The Best White Stripes Album

So, I was up late last night talking with Commando on facebook, trading songs back and forth from Spotify, and we both started talking about how much of a talent Jack White is. I'm partial to Elephant for its lyrics and the guitar work. First, we have the riff that launched a thousand ships in "Seven Nation Army." While that song is memorable, and fun as hell to play on the bass guitar, it's not the best. Which one is your favorite? I'll do a song-by-song evaluation, but any level of participation is welcome here. 

"Black Math" has amazingly blistering guitar, a solid drumbeat, and his voice is squeaky clean.

"There's No Home for You Here," the overdubbing gives his voice in this song a sonic quality. I love the spoken-sung sections. Lyrically, it's entertaining, "Completely baffled by the backward indication that an inspired word will come across your tongue/Hands moving upward to prepare the situation of simply, 'HALT' and now the conversation's done." The bridge at about 2 mins in is spectacular and his soloing. 

"I Just Don't Know What to Do with Myself," a solid song, nice beat, it sounds like it was recorded live, and then we get to that ending....and...well, the wheels come off about 2:20 in. 

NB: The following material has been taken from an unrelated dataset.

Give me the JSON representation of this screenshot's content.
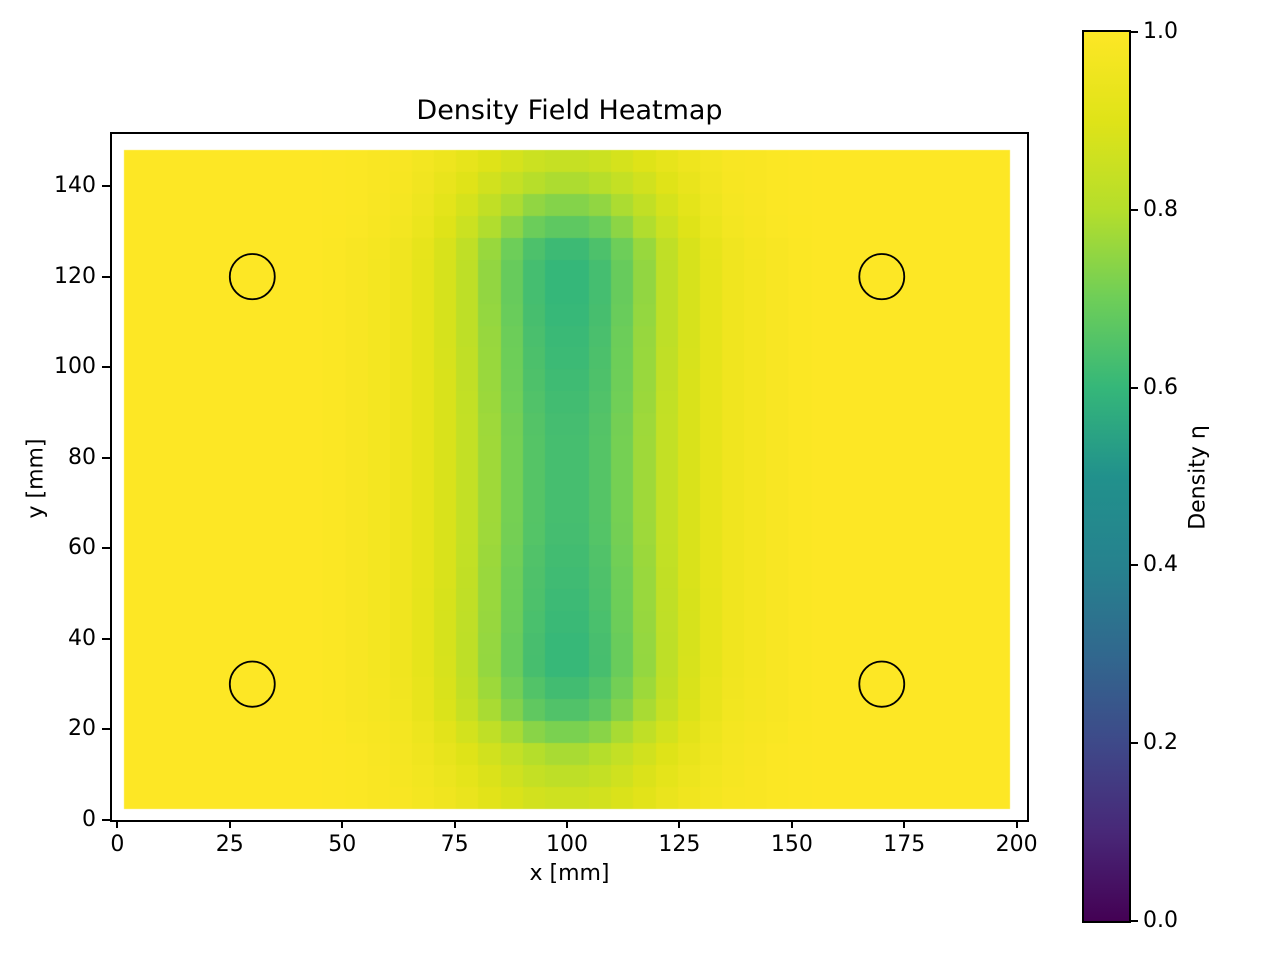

"In the Cold, Cold Night," You'll laugh, but I think her voice is super sexy on this track. The organ's subtlety in the background gives the song a sense of warmth, despite its title. 

"I Want to Be the Boy to Warm Your Mother's Heart," One of their strongest songs, lyrically. It tells a story, has some wit, and musically, the piano and guitar blend together beautifully, and the basic drumming compliments the melody. "I never said I was the heir to a fortune/I never claimed to have any looks/But these kind of things must be important cause somebody ripped out my page in your telephone book."

"You've Got Her in Your Pocket," Hauntingly gentle. "I want to keep you in my pocket/where there's no way out/put it in the safe and lock out/cause it's home sweet home" with that falsetto ending. Lovely. 

"Ball and Biscuit" I can't hear this and not think of Led Zeppelin. The guitar is perhaps his best on any album. I rank this up there with the Black Keys' "Little Black Submarines" among the songs that make me think of Zeppelin. A short description of a long fabulous song. Click to 1:47 in for a taste of the guitar. 

"The Hardest Button to Button" UH OH! Blitzing both musically and lyrically. I appreciate the wry observation of a verse that says "We're a family/and we're alright now/we got money and a little place to fight now..." A brilliant song. I can listen to it endlessly.

"Little Acorns," It took me a long time to enjoy the spoken-word intro. But, I see the beauty of it now. The song itself is excellent with its changing tempos, hard-rock guitars, and ample use of a back-beat bass drum. It just works. The last 5 measures are louder than the rest of it, on purpose. It ends like a fading electrical charge. 

"Hypnotize," The best song on the album, hands down. I think it's flawless, musically, lyrically, and vocally. The change at 0:47 in sets up for the best jam on the record, dropping at 1:13. 

"The Air Near My Fingers," Great lyrics, the rhyme and thought shifts remind me of Andre3000's work on Stankonia. Seriously good beat. The deliver of the lyrics, his cadence, perfect ripostes the melody and the beat, especially in the verses more than the chorus. The beat change at 3:03 is among my favorites. I think Meg's drumming, while not amazing, is top-notch. 

"Girl You Have No Faith in Medicine," A solid song. I like the guitar work more than anything. It's my least favorite from the album. 

"Well It's True That We Love One Another," We end on a three-way (as many good things do) vocal with Jack and Meg singing with Holly Golightly. When Jack implores Holly to give him some of that "English lovin'" she rebuffs him, telling Jack to go jackoff; he rejoins that if he did that "Holly, there won't be anything left for anybody else." He gave us what he had left, and it was amazing.